Jones knew his switch-hitting could become a valuable asset for him if conquered. He did, and as he conquered that mountain, another lay before him - the decision to either pursue professional or college ball. Jones was drafted out of high school by the Baltimore Orioles in the 17th round of the 2017 MLB Draft, but the decision to turn pro just didn’t feel right to him.

“I felt like I wasn’t ready mentally or physically for professional baseball, so took my talents to college,” he said.

The speedy shortstop would go on to attend the University of North Carolina Wilmington where he scorched the college ranks for two seasons. In two years, Jones hit for a .309 average - jumping from .279 his freshman year up to .341 his sophomore campaign. He also collected 139 hits, 11 of which were triples. His speed, Jones’s biggest asset, helped him swipe 58 bags, including 42 his final year at UNCW.

He would garner accolades such as the Colonial Athletic Association’s Player of the Year in 2019, several first-team honors in 2019 as well a few All-American nods. But the thing Jones remembers most from his time at UNCW, is the impact his head coach Mark Scalf made on him.

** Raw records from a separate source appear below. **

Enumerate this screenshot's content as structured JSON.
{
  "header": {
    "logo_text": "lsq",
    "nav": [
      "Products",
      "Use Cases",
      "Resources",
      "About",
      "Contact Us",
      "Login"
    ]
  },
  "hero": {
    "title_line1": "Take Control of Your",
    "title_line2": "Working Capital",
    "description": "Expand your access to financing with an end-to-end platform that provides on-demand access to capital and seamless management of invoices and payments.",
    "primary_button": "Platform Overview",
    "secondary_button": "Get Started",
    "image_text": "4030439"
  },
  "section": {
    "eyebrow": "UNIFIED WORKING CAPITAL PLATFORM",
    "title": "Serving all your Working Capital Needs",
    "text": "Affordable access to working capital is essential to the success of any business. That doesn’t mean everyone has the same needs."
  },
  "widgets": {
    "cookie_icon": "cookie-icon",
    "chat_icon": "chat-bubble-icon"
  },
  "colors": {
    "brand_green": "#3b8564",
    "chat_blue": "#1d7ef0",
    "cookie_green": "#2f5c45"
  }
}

“Had a lot of childish in me when I got to college and there’s no place really in be a child. You got to be a good teammate at the end of the day and coach Scalf got that out of me real quick,” said Jones. “I feel like he molded me as a human being, as a man today.”

After the 2019 season, Jones entered the 2019 MLB Draft where he was selected 22nd overall by the Tampa Bay Rays. In three calendar years, Jones turned himself into a first-round draft pick, officially completing his childhood dream of becoming a professional baseball player.

In his first season as a professional, Jones hit for a .335 average and stole 19 bases in Short-A ball. With no minor league season in 2020 due to COVID, Jones began last season in High-A, hitting .291 with 13 homers and 27 stolen bases in just 56 games. His play earned him a call up to Double-A Montgomery the last bit of the season.

Jones in the batting cage during Biscuits batting practice.
Jones in the batting cage during Biscuits batting practice.(Source: WSFA)

His passion for the game shines through his play.

“It’s just something you’ve worked for so hard your whole life and you have it right here in front of you, so why not give it your best shot?” he said.

While he struggled in Montgomery towards the end of last year, and the beginning of this year, Jones seems to be figuring it out as of late. After starting 2-for-25 this year, Jones has ripped off a string of 13 hits in his last 44 at-bats, hitting at a .295 clip. His change was simple.

“Just keeping my head still and quit drifting early in the count. Drifting, like falling into my front side, staying back and keeping my head still,” he said. “It allowed me to see the ball a lot better and I can attack from there. That’s why I started attacking pitches earlier in the count cause I’m seeing them better.”

With the better average in that stretch also came the power. In that stretch of games, Jones slugged four doubles and two homers. Through it all, Jones is able to keep a positive attitude because of his teammates and knowing what all he still has left to accomplish.

“It honestly helps when you have good teammates around you. Guys you can talk to, and talk you through it,” he said. “People invested a lot of time and the money into this and I’m just not gonna throw it away.”